Previous days’ poems are in the earlier posts.
10th April
Another slightly weird, right brain piece
Desire slinks slyly down suburban streets
slithers between crisp white sheets
leaps brazenly from billboards
bares itself to innocent and sinful alike
surges through high school classrooms
sweeping aside the national curriculum
rushes through university cloisters
pushing aside carefully crafted lectures
hammers at office doors
disrupting the painfully planned agenda
burrows into bars
imbibing sweat and alcohol
slips into shops
shaking the shelves
awakens old men and women on park benches
with memories of lost lust
stands upright
wanton when unwonted
demands attention
demands to be recognised
demands to be sated
______________________
9th April
The Girl Who Chucked Me
I saw the girl who chucked me
in the checkout queue today
in her basket were two chicken breasts
and a bottle of Beaujolais
my God she still looked gorgeous
such lustrous hair and skin
her cheeks gave off that special glow
that new love always brings
Perhaps my restraining order
kept me from joining her in the line
or shame of my tinned spaghetti
and my cardboard box of wine
I shot through the express checkout
and shuffled off for home
to eat my processed pasta
and drink my wine alone
__________________________________________
8th April
The Corridor of Uncertainty
Tentatively, they inched down the Corridor of Uncertainty. Tempted by the first door: the sign No Entry. But they were unsure whether to comply. Eventually they moved on. At the second door : This way out, they did a double take. Too obvious they decided, dismissed it. At the third door, Authorised Personnel Only, they tried the handle. Locked. The fourth door was green. From under the door came the sound of laughter, glasses clinking, the smell of cigarette smoke. They thought of an old song. To go in might be gatecrashing. They weren’t like that. The next was a heavy oak door. Music came from behind it: Light my Fire. The sound of a bed creaking, low moans. They didn’t want to intrude, and tip-toed on. A pair of steel doors were next. The sign: Automatic Doors. They stood for what felt like an eternity, but the doors did not move. Eventually, they gave up. A hotel room door was next, with a plastic sign hanging from the knob: Do not disturb. They complied. An office door, announced Meeting in Progress and a list of names. Their names were not on it. They felt rejection. Then a red door, with a glass case embedded in the wall: Break Glass for Key. Somebody had already broken the glass. Only a frayed piece of string remained. At the end of the corridor was a dirty, black wall. A sign Wrong Way – Go Back. They etched another mark in the paintwork. There were several hundred similar marks. They turned around, and walked back.
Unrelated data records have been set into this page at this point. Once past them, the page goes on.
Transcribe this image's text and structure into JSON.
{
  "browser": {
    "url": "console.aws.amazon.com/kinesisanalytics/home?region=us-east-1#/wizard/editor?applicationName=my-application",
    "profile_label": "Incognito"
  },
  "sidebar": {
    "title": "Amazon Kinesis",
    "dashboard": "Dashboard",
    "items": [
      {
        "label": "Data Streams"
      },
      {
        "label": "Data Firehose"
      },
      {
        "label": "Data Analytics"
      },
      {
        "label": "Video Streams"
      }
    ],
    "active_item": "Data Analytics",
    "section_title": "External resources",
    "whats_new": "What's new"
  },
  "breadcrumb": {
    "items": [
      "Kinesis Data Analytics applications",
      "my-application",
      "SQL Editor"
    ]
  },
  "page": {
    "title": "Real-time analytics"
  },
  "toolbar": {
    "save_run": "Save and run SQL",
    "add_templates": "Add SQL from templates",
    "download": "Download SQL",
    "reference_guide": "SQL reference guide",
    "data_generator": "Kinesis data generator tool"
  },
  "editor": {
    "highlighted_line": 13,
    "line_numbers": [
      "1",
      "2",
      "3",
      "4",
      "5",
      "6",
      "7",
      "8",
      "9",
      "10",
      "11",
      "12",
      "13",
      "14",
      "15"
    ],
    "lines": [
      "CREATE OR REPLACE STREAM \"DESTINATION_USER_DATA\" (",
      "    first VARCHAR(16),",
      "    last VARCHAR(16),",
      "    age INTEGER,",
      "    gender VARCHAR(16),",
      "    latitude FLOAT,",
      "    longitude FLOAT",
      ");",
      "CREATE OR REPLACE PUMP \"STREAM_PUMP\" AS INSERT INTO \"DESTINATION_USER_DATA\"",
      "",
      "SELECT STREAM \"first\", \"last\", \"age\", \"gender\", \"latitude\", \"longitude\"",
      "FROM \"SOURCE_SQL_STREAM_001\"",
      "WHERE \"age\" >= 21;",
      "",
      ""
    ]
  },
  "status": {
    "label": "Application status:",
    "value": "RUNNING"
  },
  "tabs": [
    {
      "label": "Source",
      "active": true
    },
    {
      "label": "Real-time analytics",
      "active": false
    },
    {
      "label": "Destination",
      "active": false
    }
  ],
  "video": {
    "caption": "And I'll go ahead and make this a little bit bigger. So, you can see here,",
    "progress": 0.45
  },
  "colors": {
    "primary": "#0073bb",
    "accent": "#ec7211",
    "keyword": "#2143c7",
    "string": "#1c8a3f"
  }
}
all poems and text copyright Mike Hopkins 2012
Ooh nice, very dark, MH… I wanted them to find the emergency exit, or a door with their names on it. Maybe they gatecrash the party on the way back! 🙂
Maybe they will, and maybe they won’t.
The party door. The party door you fools!
“Saw an eyeball peepin’ through
a smokey cloud…
Wish they’d let me in
So I could find out what’s
behind the green door.” – “Behind the Green Door”
That’s a cute one, MH!
What a sad little ditty indeed, I was very sorry for the narrator – up until the mention of the restraining order! 🙂
Yes, he’s obviously a sad, troubled soul. Wonder what he did?
I like this one a lot, MH. I don’t think you need to repeat ‘Desire’ in the first sentence; let the heading work it… lovely flow to this, I can imagine a curtain or wave moving through and about all these people and places.
Well done!
And you’ve beat me to it this evening. I don’t know what today’s will be yet!
Good idea to use the heading. Again, tapped into an idea from my notebooks. Not sure the notebooks will sustain me til the end of the month though. Good luck with yours.
I love the ‘Desire’ piece, Mike; it’s clever and well crafted. I’ve read it a few times and suggest you might not need the last three-line stanza ; to me it’s a redundancy
You could be right John. That’s the thing about this poem a day lark. You don’t have time to let the poem sit, to leave it alone for a week or two, and go back to it, before releasing it for public view. But at the end of the month, I’ll have a lot of material to which I can give a severe editing.